Windows client get 192.168.88.254 assigned by the DHCP server on the router, although the drop rules counted packets:

image582×353 97.1 KB

On the filter table, all rules in chain input counts nothing, because packets are already dropped in RAW. A single rule in chain output counted some packets that it dropped, these correspond to packets sent by the DHCP client on the router:

image1423×360 25.9 KB

But as we have seen above, that dropping has no effects because the DHCP client on ether1 had no problem obtaining IP address.

So I did run a quick test dropping inbound protocol=udp src-port=68 dst-port=67 from all local interfaces.

The firewall rule has no effect indeed.

What is interesting is that the rule gets hits, and the log shows the DHCP packets "dropped" (?) but DHCP clients continue getting their IPs.

Clearly this is Mikrotik circumvented their own system, which can best can be described as "a dirty hack". I can understand why this is done, however.

Here is the screenshot:

Capture22663×1175 273 KB

It is the same mechanism as is used by the “packet sniffer”. You can sniff any packet on the ethernet interface also when it is blocked in the firewall.

This is not MikroTik specific, it is a Linux feature and probably exists on many other systems.

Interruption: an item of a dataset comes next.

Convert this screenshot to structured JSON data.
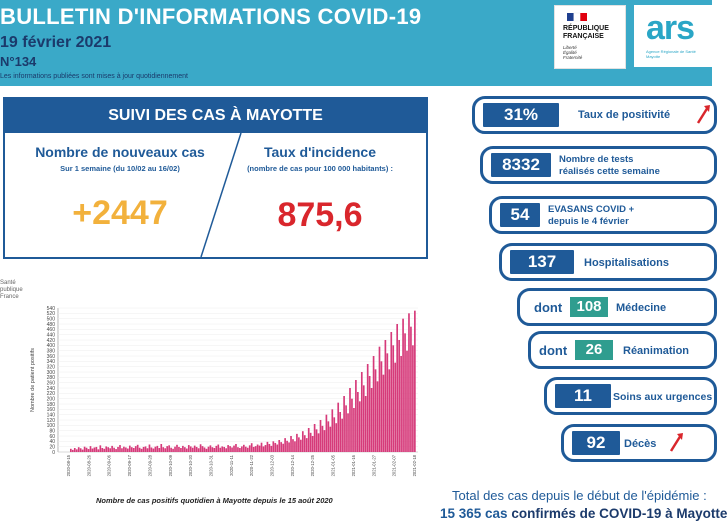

What is not clear is how you were able to block it before, but that probably was a mis-diagnosis of another problem. It worked this way in v6 as well.

Thank you, this was a good exercise and I did learn something new today.
Unless my memory fails me, RouterOS did not always act like this, as I did block myself in the past.
That was several years ago.

who knows, it could have been was a mis-diagnosis of plain lack of understanding at that time. My first router had RouterOS v5.x. There were no "defconf" rules and I bricked it by excessive writes to nand flash. Learned a lot though

@CGGXANNX

Can you elaborate more on DHCPv6 firewall rules?

The reason I ask.

I thought that 255.255.255.255 can be both broadcast and multicast and how it relates to DHCPv4.

255.255.255.255 and IPv6 are different worlds.

Anyway, I would not use that address in a firewall rule, but instead use the “address type” selector and choose “broadcast” and “multicast”.

I was referring to DHCPv4 and multicast.

Also, just remember what effects does firewall rules have when it comes to DHCP snooping if enabled.

On Linux some DHCP server implementations (not all) use raw socket hooks therefore bypassing firewall altogether and there is nothing dirty about it. Same is on RouterOS where not only DHCP but also MAC telnet and ping which are using udp 20561, on the other hand MTRDP (MT ROS neighbour discovery) does not and can be blocked by firewall.

The use of a raw socket is convenient on receive, because it allows to listen only on a specific interface (a “clean” socket listening for broadcasts would receive them from all interfaces, and a trick would still be required to get the interface info), but it is REQUIRED to have it on transmit, because the DHCP replies should be sent to the requestor which does not know its address yet. A “clean” socket would trigger an ARP exchange to derive the HW address from the IP address, which would not work.